The Federal Office for Defence Technology and Procurement (BWB) extended an existing order to the company to provide the German Armed Forces with Heron 1 ‘ultramodern unmanned reconnaissance aircraft’ for two more years, and is worth €75 million for the period from October 2012 to October 2014.
The order includes the continuation of flight operations, as well as the training of additional operational personnel of the German Air Force and the installation of new, more powerful sensor payloads.
As part of the SAATEG (systems for imagery reconnaissance deep in the area of operations) interim solution, the German Air Force is using two UAS at the Mazar-e-Sharif base in Afghanistan, with a total of three Heron 1 aircraft and two GCS provided by Rheinmetall Airborne Systems as part of an operator solution.
SAATEG is used for real-time airborne monitoring and reconnaissance in the entire theatre of operations of the German ISAF forces, and was put into operation on 17 March 2010.
‘Heron, the first UAS operated by the German Air Force, has proved its value in operations and has become an essential component of the regional reconnaissance architecture,’ a statement from the company explained.
‘To date, the Heron 1 has already flown over 9,300 hours of reconnaissance missions in the theatre of operations of the German Armed Forces. It is expected to have flown for 10,000 hours by the middle of August 2012.’
Flights can last some 24 hours, during which the sensors deliver information and make a ‘valuable contribution’ to providing high levels of protection to soldiers and civil personnel.

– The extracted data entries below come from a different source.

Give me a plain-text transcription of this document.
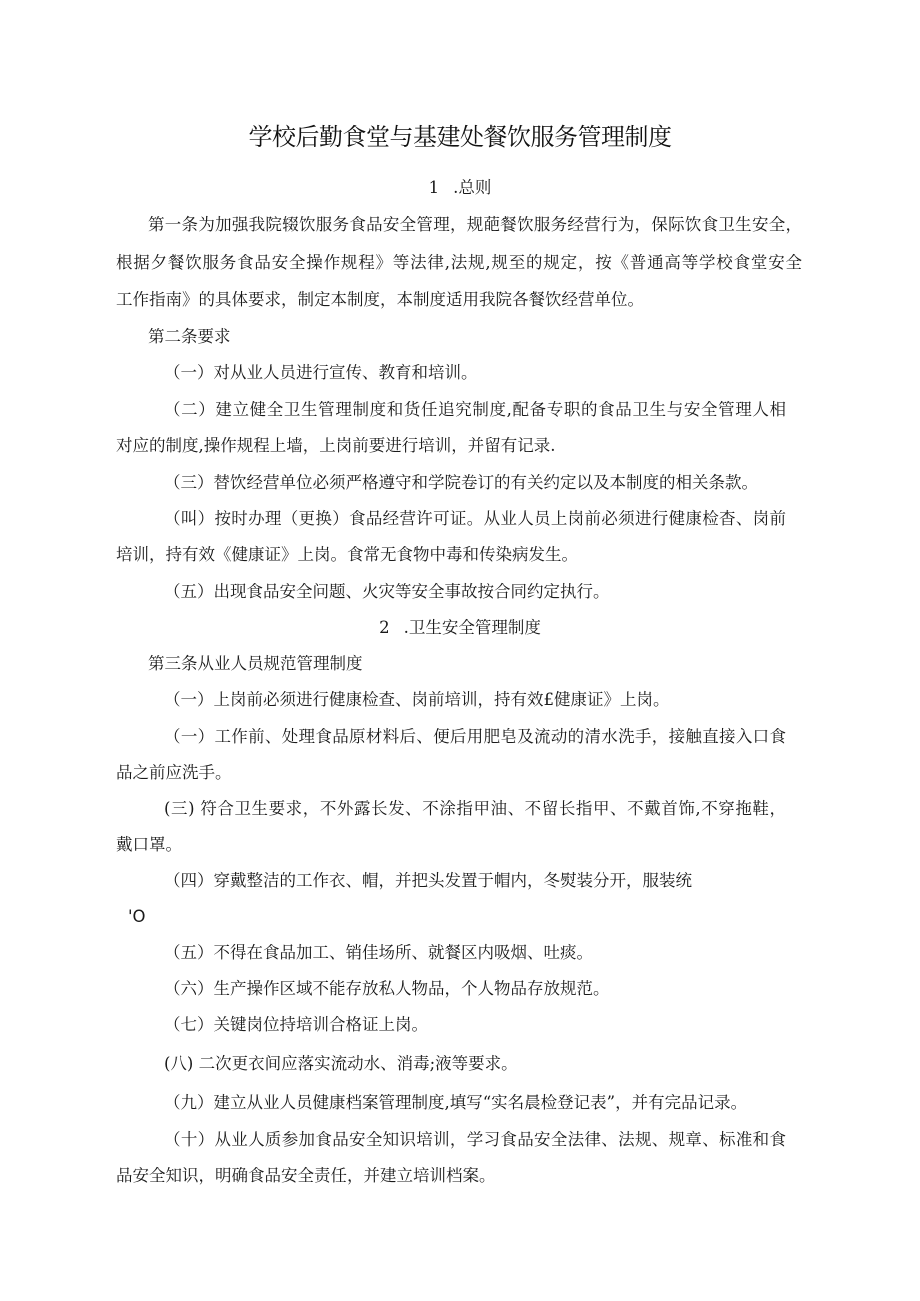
学校后勤食堂与基建处餐饮服务管理制度
1 .总则
第一条为加强我院辍饮服务食品安全管理，规葩餐饮服务经营行为，保际饮食卫生安全，
根据夕餐饮服务食品安全操作规程》等法律,法规,规至的规定，按《普通高等学校食堂安全
工作指南》的具体要求，制定本制度，本制度适用我院各餐饮经营单位。
第二条要求
（一）对从业人员进行宣传、教育和培训。
（二）建立健全卫生管理制度和货任追究制度,配备专职的食品卫生与安全管理人相
对应的制度,操作规程上墙，上岗前要进行培训，并留有记录.
（三）替饮经营单位必须严格遵守和学院卷订的有关约定以及本制度的相关条款。
（叫）按时办理（更换）食品经营许可证。从业人员上岗前必须进行健康检杳、岗前
培训，持有效《健康证》上岗。食常无食物中毒和传染病发生。
（五）出现食品安全问题、火灾等安全事故按合同约定执行。
2 .卫生安全管理制度
第三条从业人员规范管理制度
（一）上岗前必须进行健康检查、岗前培训，持有效£健康证》上岗。
（一）工作前、处理食品原材料后、便后用肥皂及流动的清水洗手，接触直接入口食
品之前应洗手。
(三) 符合卫生要求，不外露长发、不涂指甲油、不留长指甲、不戴首饰,不穿拖鞋，
戴口罩。
（四）穿戴整洁的工作衣、帽，并把头发置于帽内，冬熨装分开，服装统
'O
（五）不得在食品加工、销佳场所、就餐区内吸烟、吐痰。
（六）生产操作区域不能存放私人物品，个人物品存放规范。
（七）关键岗位持培训合格证上岗。
(八) 二次更衣间应落实流动水、消毒;液等要求。
（九）建立从业人员健康档案管理制度,填写“实名晨检登记表”，并有完品记录。
（十）从业人质参加食品安全知识培训，学习食品安全法律、法规、规章、标准和食
品安全知识，明确食品安全责任，并建立培训档案。
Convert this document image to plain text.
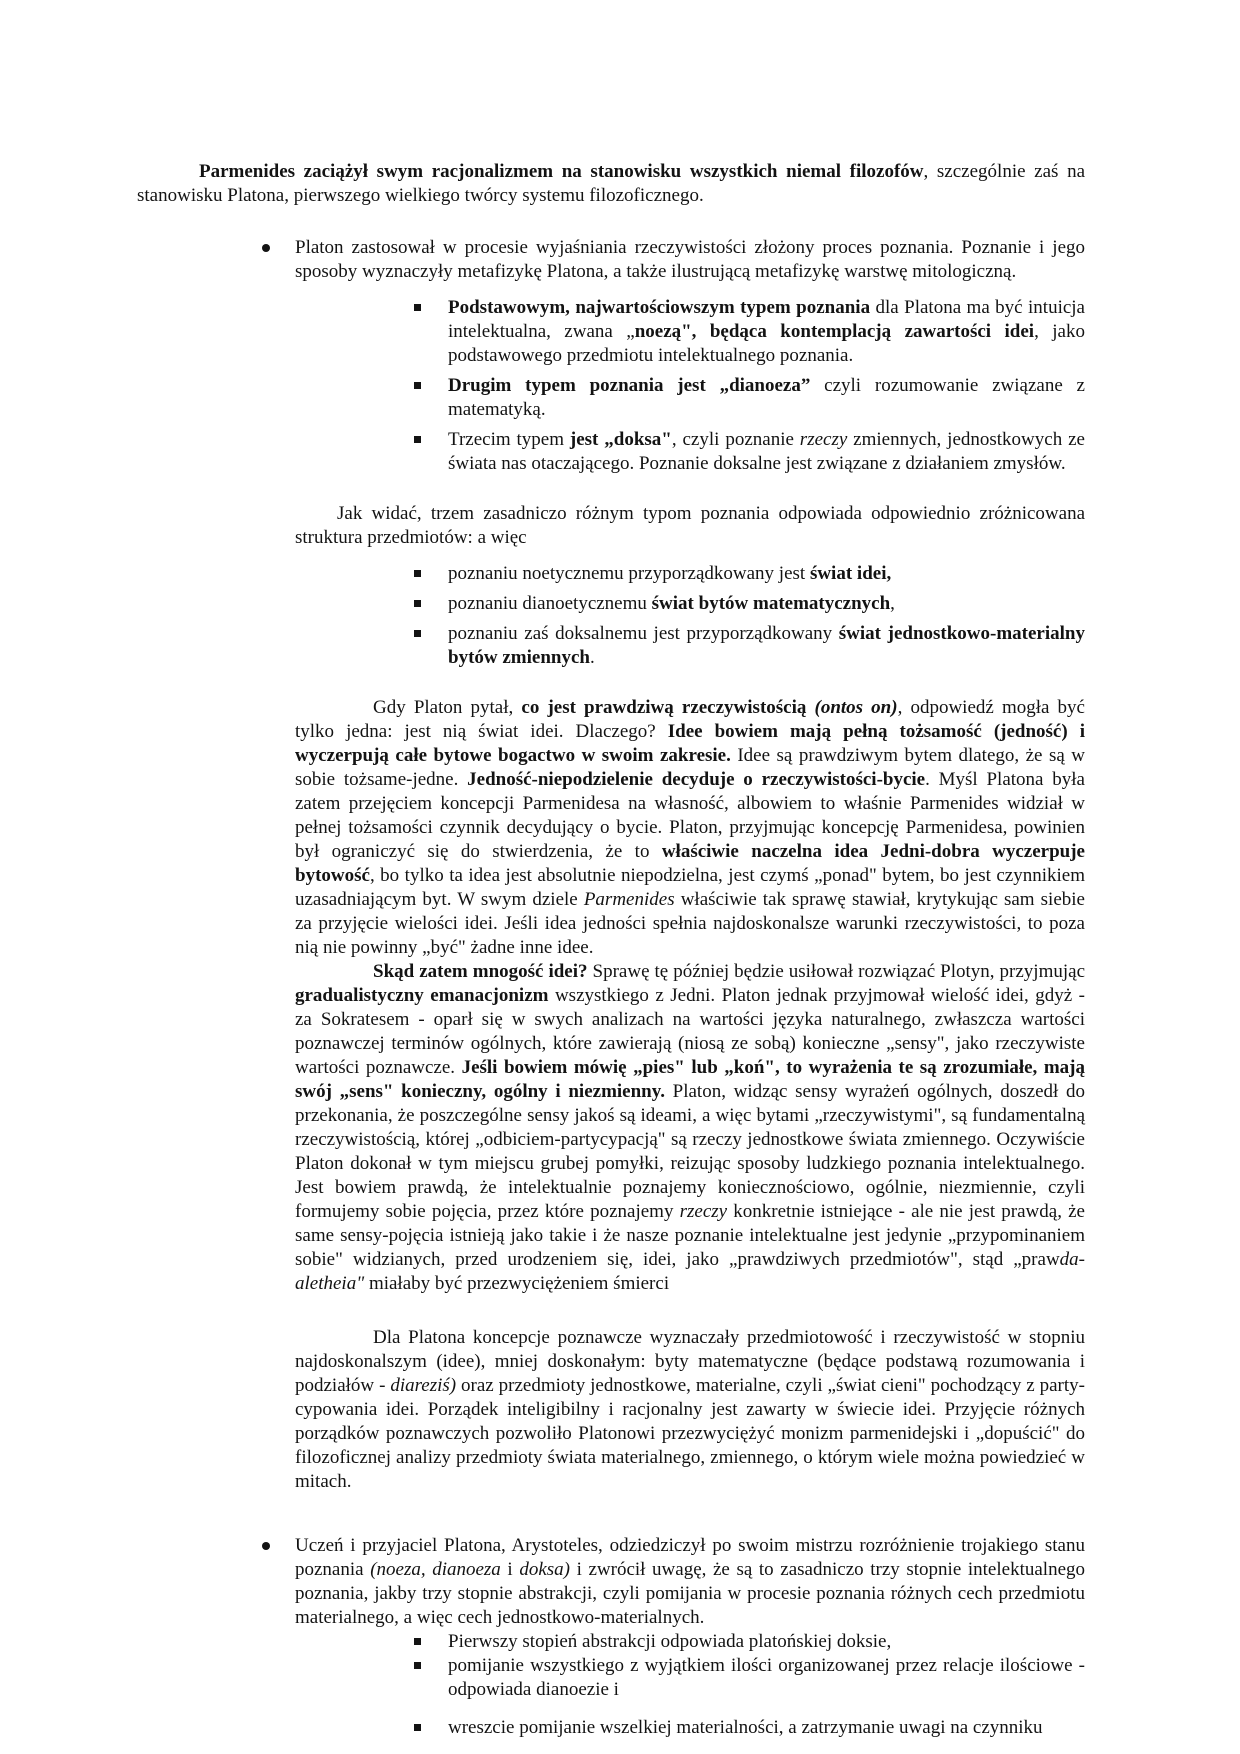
Parmenides zaciążył swym racjonalizmem na stanowisku wszystkich niemal filozofów, szczególnie zaś na stanowisku Platona, pierwszego wielkiego twórcy systemu filozoficznego.
Platon zastosował w procesie wyjaśniania rzeczywistości złożony proces poznania. Poznanie i jego sposoby wyznaczyły metafizykę Platona, a także ilustrującą metafizykę warstwę mitologiczną.
Podstawowym, najwartościowszym typem poznania dla Platona ma być intuicja intelektualna, zwana „noezą", będąca kontemplacją zawartości idei, jako podstawowego przedmiotu intelektualnego poznania.
Drugim typem poznania jest „dianoeza” czyli rozumowanie związane z matematyką.
Trzecim typem jest „doksa", czyli poznanie rzeczy zmiennych, jednostkowych ze świata nas otaczającego. Poznanie doksalne jest związane z działaniem zmysłów.
Jak widać, trzem zasadniczo różnym typom poznania odpowiada odpowiednio zróżnicowana struktura przedmiotów: a więc
poznaniu noetycznemu przyporządkowany jest świat idei,
poznaniu dianoetycznemu świat bytów matematycznych,
poznaniu zaś doksalnemu jest przyporządkowany świat jednostkowo-materialny bytów zmiennych.
Gdy Platon pytał, co jest prawdziwą rzeczywistością (ontos on), odpowiedź mogła być tylko jedna: jest nią świat idei. Dlaczego? Idee bowiem mają pełną tożsamość (jedność) i wyczerpują całe bytowe bogactwo w swoim zakresie. Idee są prawdziwym bytem dlatego, że są w sobie tożsame-jedne. Jedność-niepodzielenie decyduje o rzeczywistości-bycie. Myśl Platona była zatem przejęciem koncepcji Parmenidesa na własność, albowiem to właśnie Parmenides widział w pełnej tożsamości czynnik decydujący o bycie. Platon, przyjmując koncepcję Parmenidesa, powinien był ograniczyć się do stwierdzenia, że to właściwie naczelna idea Jedni-dobra wyczerpuje bytowość, bo tylko ta idea jest absolutnie niepodzielna, jest czymś „ponad" bytem, bo jest czynnikiem uzasadniającym byt. W swym dziele Parmenides właściwie tak sprawę stawiał, krytykując sam siebie za przyjęcie wielości idei. Jeśli idea jedności spełnia najdoskonalsze warunki rzeczywistości, to poza nią nie powinny „być" żadne inne idee.
Skąd zatem mnogość idei? Sprawę tę później będzie usiłował rozwiązać Plotyn, przyjmując gradualistyczny emanacjonizm wszystkiego z Jedni. Platon jednak przyjmował wielość idei, gdyż - za Sokratesem - oparł się w swych analizach na wartości języka naturalnego, zwłaszcza wartości poznawczej terminów ogólnych, które zawierają (niosą ze sobą) konieczne „sensy", jako rzeczywiste wartości poznawcze. Jeśli bowiem mówię „pies" lub „koń", to wyrażenia te są zrozumiałe, mają swój „sens" konieczny, ogólny i niezmienny. Platon, widząc sensy wyrażeń ogólnych, doszedł do przekonania, że poszczególne sensy jakoś są ideami, a więc bytami „rzeczywistymi", są fundamentalną rzeczywistością, której „odbiciem-partycypacją" są rzeczy jednostkowe świata zmiennego. Oczywiście Platon dokonał w tym miejscu grubej pomyłki, reizując sposoby ludzkiego poznania intelektualnego. Jest bowiem prawdą, że intelektualnie poznajemy koniecznościowo, ogólnie, niezmiennie, czyli formujemy sobie pojęcia, przez które poznajemy rzeczy konkretnie istniejące - ale nie jest prawdą, że same sensy-pojęcia istnieją jako takie i że nasze poznanie intelektualne jest jedynie „przypominaniem sobie" widzianych, przed urodzeniem się, idei, jako „prawdziwych przedmiotów", stąd „prawda-aletheia" miałaby być przezwyciężeniem śmierci
Dla Platona koncepcje poznawcze wyznaczały przedmiotowość i rzeczywistość w stopniu najdoskonalszym (idee), mniej doskonałym: byty matematyczne (będące podstawą rozumowania i podziałów - diareziś) oraz przedmioty jednostkowe, materialne, czyli „świat cieni" pochodzący z party-cypowania idei. Porządek inteligibilny i racjonalny jest zawarty w świecie idei. Przyjęcie różnych porządków poznawczych pozwoliło Platonowi przezwyciężyć monizm parmenidejski i „dopuścić" do filozoficznej analizy przedmioty świata materialnego, zmiennego, o którym wiele można powiedzieć w mitach.
Uczeń i przyjaciel Platona, Arystoteles, odziedziczył po swoim mistrzu rozróżnienie trojakiego stanu poznania (noeza, dianoeza i doksa) i zwrócił uwagę, że są to zasadniczo trzy stopnie intelektualnego poznania, jakby trzy stopnie abstrakcji, czyli pomijania w procesie poznania różnych cech przedmiotu materialnego, a więc cech jednostkowo-materialnych.
Pierwszy stopień abstrakcji odpowiada platońskiej doksie,
pomijanie wszystkiego z wyjątkiem ilości organizowanej przez relacje ilościowe - odpowiada dianoezie i
wreszcie pomijanie wszelkiej materialności, a zatrzymanie uwagi na czynniku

In autumn 2009 the German Armed Forces opted for an operator solution in order to fill an existing capability gap in the short-term.
The sub-contractor is IAI as the manufacturer of the Heron aerial system; however Rheinmetall Airborne Systems is responsible for the complete package of service, maintenance and repairs in this partnership. The operation of the systems in the reconnaissance mission is handled by the military personnel of the German Armed Forces.
Heron 1 can be deployed for target and effect clarification at any time of the day or night, and is ‘largely independent of the weather’. With a wingspan of 16.6m and a takeoff weight of 1.2 tonnes, the Heron 1 can operate at altitudes of some 30,000ft. A satellite data link also ensures the UAS can carry out reconnaissance over great distances.
By January 2012 Cassidian and Rheinmetall had already agreed to operate the former activities of Rheinmetall in the field of UAS in future as a joint venture with Cassidian (51% shareholder stake of the company) bearing responsibility for industrial leadership. Rheinmetall is still involved with a 49% stake in the joint company, which started operations on 1 July.